Another summer, another heatwave. It's not only humans and other animals who are coping with the detrimental effects of a rapidly changing climate, the crops we rely on for food do as well. As a result, the need for crops adapted to climate change increases every year. Breeding and biotechnology could help to improve plant resilience to challenges like heat and drought. But where to start? Which genes and proteins determine these responses? The molecular basis for principles like growth and development is rarely dependent on just one protein but on complex, interconnected biochemical networks.
“These biochemical networks have been studied extensively in model organisms, but this is not always fully representative for other non-model organisms like soy, maize, and rice. The translation to more commercial, non-model organisms is not always easily made. To bridge this gap in knowledge, we use computer programs to make predictions on the functionality of certain proteins.” - Prof. Rosangela Sozzani, NCSU.
Researchers from North Carolina State University and United States Department of Agriculture (USDA)'s Agricultural Research Service (USA) and VIB, ILVO, and UGent (Belgium) developed a new tool to predict the functionality of a protein by using a multi-layer neural network – a form of deep learning. Based on the amino sequence of the protein, which in turn is based on a gene sequence, the webtool classifies the proteins into similar families and predicts its function. It can also identify new proteins with interesting functions. A second tool, NetPhorce then puts together the biochemical networks.
"The combination of different computational tools leads to highly confident predictions. With the help of our tool, we can identify novel functional proteins that are otherwise missed by existing methods" – Dr. Lisa Van den Broeck, NCSU
To put the tools to the test, the phosphorylation pathways in soy under cold stress were studied. Phosphorylation cascades play an essential role in reacting to environmental and cellular signals. When planting earlier in the season, as some growers prefer, or when trying to grow soy in more northern climates, cold is an important stress factor during the early growth of the plant. A potential regulatory mechanism for hot and cold stress was identified that functions as a thermostat. Additionally, two cold-specific regulators were identified. This illustrates the potential of the approach to discover new candidates for crop improvement.

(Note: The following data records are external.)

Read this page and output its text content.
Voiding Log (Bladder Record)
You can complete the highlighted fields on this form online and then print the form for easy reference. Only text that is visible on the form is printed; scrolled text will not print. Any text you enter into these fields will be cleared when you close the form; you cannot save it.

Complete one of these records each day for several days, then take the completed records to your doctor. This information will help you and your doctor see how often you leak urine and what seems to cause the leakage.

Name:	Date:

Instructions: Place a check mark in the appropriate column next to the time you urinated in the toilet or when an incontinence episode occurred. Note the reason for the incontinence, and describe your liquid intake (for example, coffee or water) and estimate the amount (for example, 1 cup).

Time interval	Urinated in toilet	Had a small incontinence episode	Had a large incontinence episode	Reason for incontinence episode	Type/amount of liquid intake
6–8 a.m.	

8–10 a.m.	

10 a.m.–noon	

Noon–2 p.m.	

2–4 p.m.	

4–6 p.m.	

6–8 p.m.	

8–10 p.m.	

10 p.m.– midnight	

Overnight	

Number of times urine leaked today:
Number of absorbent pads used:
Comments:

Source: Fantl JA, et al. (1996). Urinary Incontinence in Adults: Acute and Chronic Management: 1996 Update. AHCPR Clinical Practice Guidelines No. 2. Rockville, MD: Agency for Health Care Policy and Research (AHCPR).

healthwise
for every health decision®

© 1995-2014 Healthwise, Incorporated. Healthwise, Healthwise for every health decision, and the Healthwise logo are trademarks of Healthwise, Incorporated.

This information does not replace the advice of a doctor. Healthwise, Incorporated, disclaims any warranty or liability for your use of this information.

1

"The newly annotated proteins we found were missed by previous computational models. Deep learning helped to provide a framework to classify these proteins. In addition, the biochemical network we generated provided unprecedented insight in cold signaling in soy." – Prof. Ive De Smet, VIB-UGent
“Deep learning models combined with traditional approaches provide a powerful framework for protein function annotation, signaling network inference, and understanding complex biological processes. The implications for deep learning-supported developments in biotechnology and agriculture will help us tackle the many challenges climate change presents.” - Dr. Anna Locke, USDA
The work was supported by the Foundation for Food and Agriculture Research, Benson Hill, VIB, BASF, the United Soybean Board, the North Carolina Soybean Producers Association, the National Science Foundation, and the Research Foundation – Flanders.
Van den Broeck et al. Functional annotation of proteins for signaling network inference in non-model species. Nature Communications, 2023.